I have told stories and run workshops at a number of places and venues over the years including Australia’s Castlemaine State Festival, and the International School in London. Most of my work has been on the Isle of Wight for many of the numerous festivals and community events that take place over here. Highlights have included bedtime stories on the Kidszone stage at the Isle of Wight Rock Festival, Christmas stories by candlelight in the woods at Fort Victoria and a gecko themed birthday party for an 8 year old. I am always open to new challenges!
I love stories, and the ideas and images they can convey and believe in there is an important place for oral storytelling, alongside reading, in our culture. Story telling can be more creative as each story evolves slightly each time it is told. Stories can be adapted, not tied to the words on the page. It enables the listeners to create their own imaginative pictures and images as the story unfolds.
My Favourite stories are those with a twist in the tail, some humour e.g., The four stages of man; Coyote and The money tree; and Anansi Tales.
I tell stories that may be traditional, modern or new and original. I love listening to stories and delight in finding a gem of tale that is calling out to be retold.

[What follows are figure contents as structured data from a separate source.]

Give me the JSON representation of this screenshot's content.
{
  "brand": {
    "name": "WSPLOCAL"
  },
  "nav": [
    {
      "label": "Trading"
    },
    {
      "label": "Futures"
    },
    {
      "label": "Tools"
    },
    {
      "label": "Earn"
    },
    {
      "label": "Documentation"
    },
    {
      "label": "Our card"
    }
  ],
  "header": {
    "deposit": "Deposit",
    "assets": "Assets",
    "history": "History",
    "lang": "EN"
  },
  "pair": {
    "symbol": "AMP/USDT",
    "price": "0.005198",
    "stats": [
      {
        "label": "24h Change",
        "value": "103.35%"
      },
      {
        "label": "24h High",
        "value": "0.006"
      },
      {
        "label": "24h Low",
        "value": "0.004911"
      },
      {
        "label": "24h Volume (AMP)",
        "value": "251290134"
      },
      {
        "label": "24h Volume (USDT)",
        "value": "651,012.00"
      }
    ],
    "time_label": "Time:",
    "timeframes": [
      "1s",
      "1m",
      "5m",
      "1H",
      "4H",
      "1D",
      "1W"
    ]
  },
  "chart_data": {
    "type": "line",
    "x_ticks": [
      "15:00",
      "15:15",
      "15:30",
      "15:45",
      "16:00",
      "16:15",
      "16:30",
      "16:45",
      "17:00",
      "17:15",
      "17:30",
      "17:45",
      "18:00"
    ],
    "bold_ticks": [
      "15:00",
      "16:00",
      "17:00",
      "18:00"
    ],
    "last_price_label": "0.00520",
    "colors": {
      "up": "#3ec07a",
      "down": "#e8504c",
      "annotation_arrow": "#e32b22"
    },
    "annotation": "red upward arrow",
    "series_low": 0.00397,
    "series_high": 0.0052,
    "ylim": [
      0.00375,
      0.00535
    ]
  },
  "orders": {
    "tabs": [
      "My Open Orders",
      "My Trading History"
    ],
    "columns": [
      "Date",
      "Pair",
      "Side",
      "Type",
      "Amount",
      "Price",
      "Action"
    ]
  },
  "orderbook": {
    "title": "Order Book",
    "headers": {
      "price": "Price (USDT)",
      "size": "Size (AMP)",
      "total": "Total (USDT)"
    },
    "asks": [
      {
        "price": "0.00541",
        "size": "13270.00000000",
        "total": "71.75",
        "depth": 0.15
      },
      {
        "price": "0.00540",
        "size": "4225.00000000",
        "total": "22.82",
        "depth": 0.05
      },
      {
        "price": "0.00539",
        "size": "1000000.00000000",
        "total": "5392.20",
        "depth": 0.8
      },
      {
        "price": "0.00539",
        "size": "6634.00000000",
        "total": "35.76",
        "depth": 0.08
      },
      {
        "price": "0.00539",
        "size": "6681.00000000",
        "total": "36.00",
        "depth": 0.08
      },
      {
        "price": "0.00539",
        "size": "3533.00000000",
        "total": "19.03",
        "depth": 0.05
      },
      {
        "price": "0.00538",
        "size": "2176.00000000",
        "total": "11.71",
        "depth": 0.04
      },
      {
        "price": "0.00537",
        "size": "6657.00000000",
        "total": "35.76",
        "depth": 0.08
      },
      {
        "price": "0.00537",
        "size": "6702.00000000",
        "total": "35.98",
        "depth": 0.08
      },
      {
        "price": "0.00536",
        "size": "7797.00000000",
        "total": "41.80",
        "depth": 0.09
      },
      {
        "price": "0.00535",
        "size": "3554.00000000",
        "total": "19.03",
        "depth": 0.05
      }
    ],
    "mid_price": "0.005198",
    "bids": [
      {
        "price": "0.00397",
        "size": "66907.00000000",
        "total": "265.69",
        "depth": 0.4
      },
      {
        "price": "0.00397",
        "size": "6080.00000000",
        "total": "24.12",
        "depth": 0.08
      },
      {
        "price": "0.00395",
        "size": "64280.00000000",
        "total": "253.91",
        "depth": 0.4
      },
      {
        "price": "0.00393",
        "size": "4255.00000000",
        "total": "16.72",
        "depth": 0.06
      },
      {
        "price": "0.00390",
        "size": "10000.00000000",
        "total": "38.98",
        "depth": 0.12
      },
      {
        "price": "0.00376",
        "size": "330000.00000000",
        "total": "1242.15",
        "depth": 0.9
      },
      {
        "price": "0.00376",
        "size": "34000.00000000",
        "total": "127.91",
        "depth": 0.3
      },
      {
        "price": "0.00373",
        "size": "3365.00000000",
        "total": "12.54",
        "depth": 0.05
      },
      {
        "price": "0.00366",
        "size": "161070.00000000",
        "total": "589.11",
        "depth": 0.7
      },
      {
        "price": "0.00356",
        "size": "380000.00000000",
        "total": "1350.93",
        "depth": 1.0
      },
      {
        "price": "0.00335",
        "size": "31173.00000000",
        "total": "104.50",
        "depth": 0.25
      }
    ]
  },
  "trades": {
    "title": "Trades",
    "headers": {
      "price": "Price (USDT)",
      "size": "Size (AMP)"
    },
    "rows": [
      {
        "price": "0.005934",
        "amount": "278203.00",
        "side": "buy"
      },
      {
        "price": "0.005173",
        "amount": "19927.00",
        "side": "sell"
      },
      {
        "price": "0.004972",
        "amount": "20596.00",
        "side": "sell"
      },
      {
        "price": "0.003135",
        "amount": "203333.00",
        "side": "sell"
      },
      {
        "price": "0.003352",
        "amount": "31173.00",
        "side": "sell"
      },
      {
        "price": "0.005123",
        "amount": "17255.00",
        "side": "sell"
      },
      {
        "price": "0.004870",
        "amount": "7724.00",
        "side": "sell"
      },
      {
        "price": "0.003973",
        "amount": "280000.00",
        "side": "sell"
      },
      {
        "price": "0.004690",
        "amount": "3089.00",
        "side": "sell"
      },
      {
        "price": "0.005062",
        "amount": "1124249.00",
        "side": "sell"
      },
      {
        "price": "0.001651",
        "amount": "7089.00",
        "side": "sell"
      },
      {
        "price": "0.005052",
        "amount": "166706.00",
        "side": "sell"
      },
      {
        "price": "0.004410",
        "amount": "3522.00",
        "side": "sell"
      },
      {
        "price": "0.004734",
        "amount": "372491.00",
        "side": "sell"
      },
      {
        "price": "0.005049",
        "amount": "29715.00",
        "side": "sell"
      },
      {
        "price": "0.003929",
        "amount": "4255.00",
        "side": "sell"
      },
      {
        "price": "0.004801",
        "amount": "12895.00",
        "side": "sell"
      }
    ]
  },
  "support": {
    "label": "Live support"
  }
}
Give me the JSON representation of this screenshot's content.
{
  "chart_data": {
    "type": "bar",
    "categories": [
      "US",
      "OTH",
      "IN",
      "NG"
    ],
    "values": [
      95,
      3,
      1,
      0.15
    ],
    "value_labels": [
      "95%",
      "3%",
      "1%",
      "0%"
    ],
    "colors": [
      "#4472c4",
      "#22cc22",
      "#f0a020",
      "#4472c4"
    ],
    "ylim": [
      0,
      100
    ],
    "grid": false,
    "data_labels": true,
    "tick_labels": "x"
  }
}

In 2006 I began the Island Storytellers, a group that meets monthly to swap stories. I work closely with the Island Storytellers to promote and develop storytelling on the Isle of Wight. We have had three successful storytelling festivals the first in 2006, ‘Ferry Tales’, in 2008, and ‘Mosaic of Words’ in 2010.
Since 2011, I have been telling tales in various residential homes under the auspices of Independent Arts. It's been fun developing multi sensory aspects of my storytelling to help people with special needs gain more from the stories.
2013 has seen me crossing the Solent many times on board the Red Funnel Ferries regaling one and all on the top deck with tales about why the sea is salty.
Recently I have taken over Richard Wood, aka Timberwood, 's Pirate and Smuggling Stories. I am looking forward to meeting lots of visiting school groups and showing them not only how to to spin a yarn but also how to twist one too!
In the meantime I will be out and about at festivals, in restaurants, in cafes and, of course, at the storyclub, telling and swapping stories.